Mining runs on M&A — one of the only constants in a business that’s full of uncertainty. Still, it’s been painful to watch so many home-grown metals and mining companies disappear in recent years.

They include: Alcan, which Rio Tinto bought in 2007 for US$37.6 billion; Falconbridge, which was acquired by Xstrata in 2006 for US$17.4 billion; Inco, which went to Vale that same year in a deal worth US$17.2 billion; and Goldcorp, which Newmont paid US$10 billion for in 2019. Soon, Vancouver-based Teck Resources, which is being pursued by Swiss-based Glencore, could join the list.

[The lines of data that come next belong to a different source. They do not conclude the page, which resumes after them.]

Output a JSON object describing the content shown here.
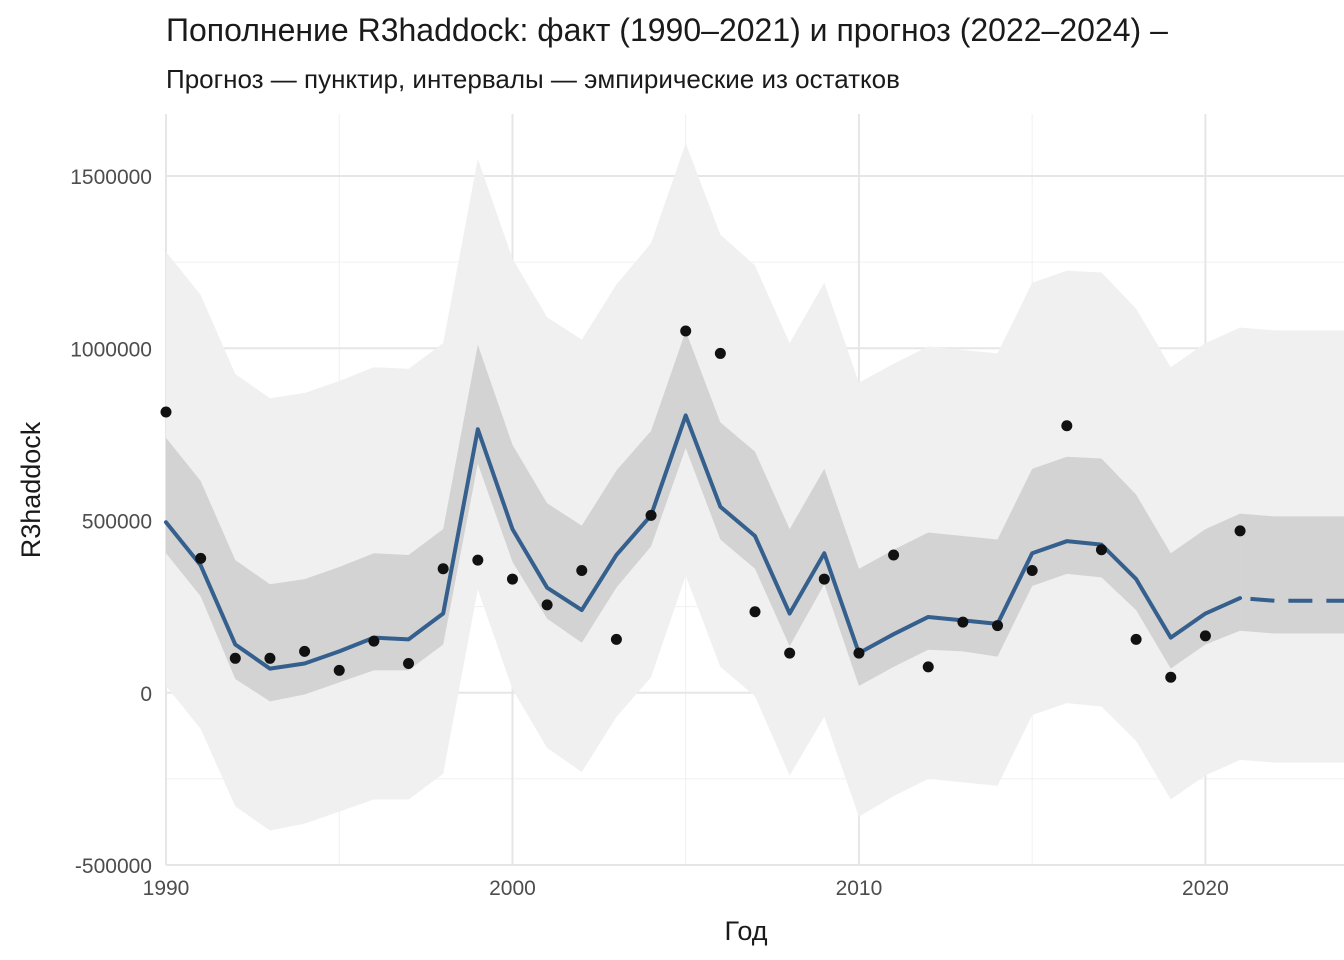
{
  "chart_data": {
    "type": "line",
    "title": "Пополнение R3haddock: факт (1990–2021) и прогноз (2022–2024) –",
    "subtitle": "Прогноз — пунктир, интервалы — эмпирические из остатков",
    "xlabel": "Год",
    "ylabel": "R3haddock",
    "xlim": [
      1990,
      2024
    ],
    "ylim": [
      -500000,
      1680000
    ],
    "x_ticks": [
      1990,
      2000,
      2010,
      2020
    ],
    "y_ticks": [
      -500000,
      0,
      500000,
      1000000,
      1500000
    ],
    "x_tick_labels": [
      "1990",
      "2000",
      "2010",
      "2020"
    ],
    "y_tick_labels": [
      "-500000",
      "0",
      "500000",
      "1000000",
      "1500000"
    ],
    "grid": true,
    "legend": "none",
    "colors": {
      "fit_line": "#355f8d",
      "points": "#111111",
      "inner_band": "#d3d3d3",
      "outer_band": "#f0f0f0",
      "grid": "#e6e6e6"
    },
    "observed": {
      "x": [
        1990,
        1991,
        1992,
        1993,
        1994,
        1995,
        1996,
        1997,
        1998,
        1999,
        2000,
        2001,
        2002,
        2003,
        2004,
        2005,
        2006,
        2007,
        2008,
        2009,
        2010,
        2011,
        2012,
        2013,
        2014,
        2015,
        2016,
        2017,
        2018,
        2019,
        2020,
        2021
      ],
      "y": [
        815000,
        390000,
        100000,
        100000,
        120000,
        65000,
        150000,
        85000,
        360000,
        385000,
        330000,
        255000,
        355000,
        155000,
        515000,
        1050000,
        985000,
        235000,
        115000,
        330000,
        115000,
        400000,
        75000,
        205000,
        195000,
        355000,
        775000,
        415000,
        155000,
        45000,
        165000,
        470000
      ]
    },
    "fitted": {
      "x": [
        1990,
        1991,
        1992,
        1993,
        1994,
        1995,
        1996,
        1997,
        1998,
        1999,
        2000,
        2001,
        2002,
        2003,
        2004,
        2005,
        2006,
        2007,
        2008,
        2009,
        2010,
        2011,
        2012,
        2013,
        2014,
        2015,
        2016,
        2017,
        2018,
        2019,
        2020,
        2021
      ],
      "y": [
        495000,
        370000,
        140000,
        70000,
        85000,
        120000,
        160000,
        155000,
        230000,
        765000,
        475000,
        305000,
        240000,
        400000,
        515000,
        805000,
        540000,
        455000,
        230000,
        405000,
        115000,
        170000,
        220000,
        210000,
        200000,
        405000,
        440000,
        430000,
        330000,
        160000,
        230000,
        275000
      ],
      "inner_lower": [
        405000,
        280000,
        40000,
        -25000,
        -5000,
        30000,
        65000,
        65000,
        140000,
        665000,
        380000,
        215000,
        145000,
        305000,
        425000,
        710000,
        445000,
        360000,
        135000,
        315000,
        20000,
        75000,
        125000,
        120000,
        105000,
        310000,
        345000,
        335000,
        240000,
        70000,
        140000,
        180000
      ],
      "inner_upper": [
        740000,
        615000,
        385000,
        315000,
        330000,
        365000,
        405000,
        400000,
        475000,
        1010000,
        720000,
        550000,
        485000,
        645000,
        760000,
        1050000,
        785000,
        700000,
        475000,
        650000,
        360000,
        415000,
        465000,
        455000,
        445000,
        650000,
        685000,
        680000,
        575000,
        405000,
        475000,
        520000
      ],
      "outer_lower": [
        20000,
        -105000,
        -330000,
        -400000,
        -380000,
        -345000,
        -310000,
        -310000,
        -235000,
        300000,
        10000,
        -160000,
        -230000,
        -70000,
        45000,
        340000,
        75000,
        -10000,
        -240000,
        -70000,
        -360000,
        -300000,
        -250000,
        -260000,
        -270000,
        -65000,
        -30000,
        -40000,
        -140000,
        -310000,
        -240000,
        -195000
      ],
      "outer_upper": [
        1280000,
        1155000,
        925000,
        855000,
        870000,
        905000,
        945000,
        940000,
        1015000,
        1550000,
        1260000,
        1090000,
        1025000,
        1185000,
        1305000,
        1595000,
        1330000,
        1240000,
        1015000,
        1190000,
        900000,
        955000,
        1005000,
        995000,
        985000,
        1190000,
        1225000,
        1220000,
        1115000,
        945000,
        1015000,
        1060000
      ]
    },
    "forecast": {
      "x": [
        2021,
        2022,
        2023,
        2024
      ],
      "y": [
        275000,
        267000,
        267000,
        267000
      ],
      "inner_lower": [
        180000,
        172000,
        172000,
        172000
      ],
      "inner_upper": [
        520000,
        512000,
        512000,
        512000
      ],
      "outer_lower": [
        -195000,
        -203000,
        -203000,
        -203000
      ],
      "outer_upper": [
        1060000,
        1052000,
        1052000,
        1052000
      ]
    }
  }
}
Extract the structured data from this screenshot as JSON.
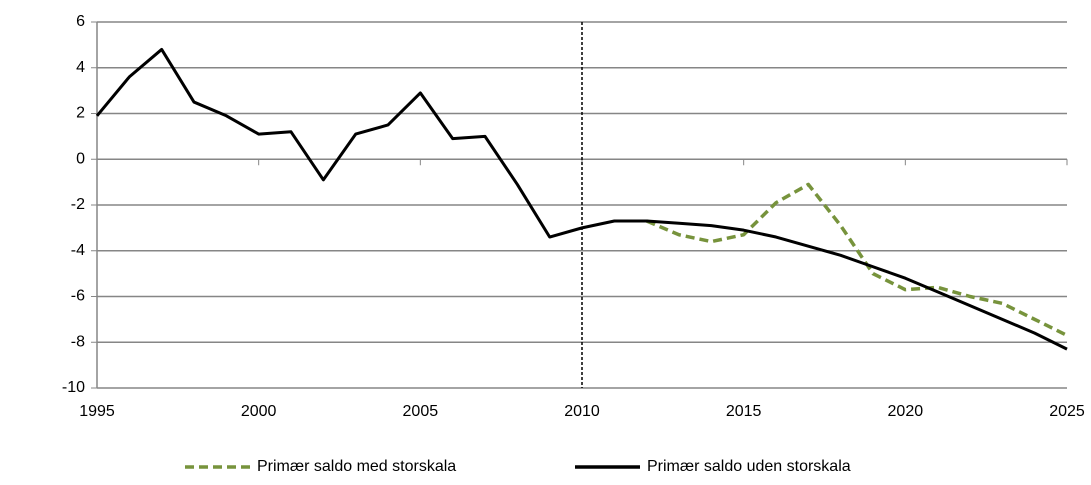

Teck’s board has rejected Glencore’s US$23.2-billion bid (mostly shares, with an up to US$8.2 billion cash component for shareholders who don’t want exposure to coal and oil), first made public in early April. But if Teck shareholders reject the company’s plan for a spinoff of its metallurgical coal assets in a vote scheduled for tomorrow, the board would need to sit down with Glencore, which has signalled it’s willing to pay more for the diversified miner.

The problem is, it takes time to build companies worth acquiring. Alcan was founded in 1902; Falconbridge in 1928, Inco in 1902, and Goldcorp in 1994. Teck celebrated its 100th anniversary in 2013. Glencore already owns the historic Falconbridge assets, acquired via a US$31-billion takeover of Xstrata in 2013.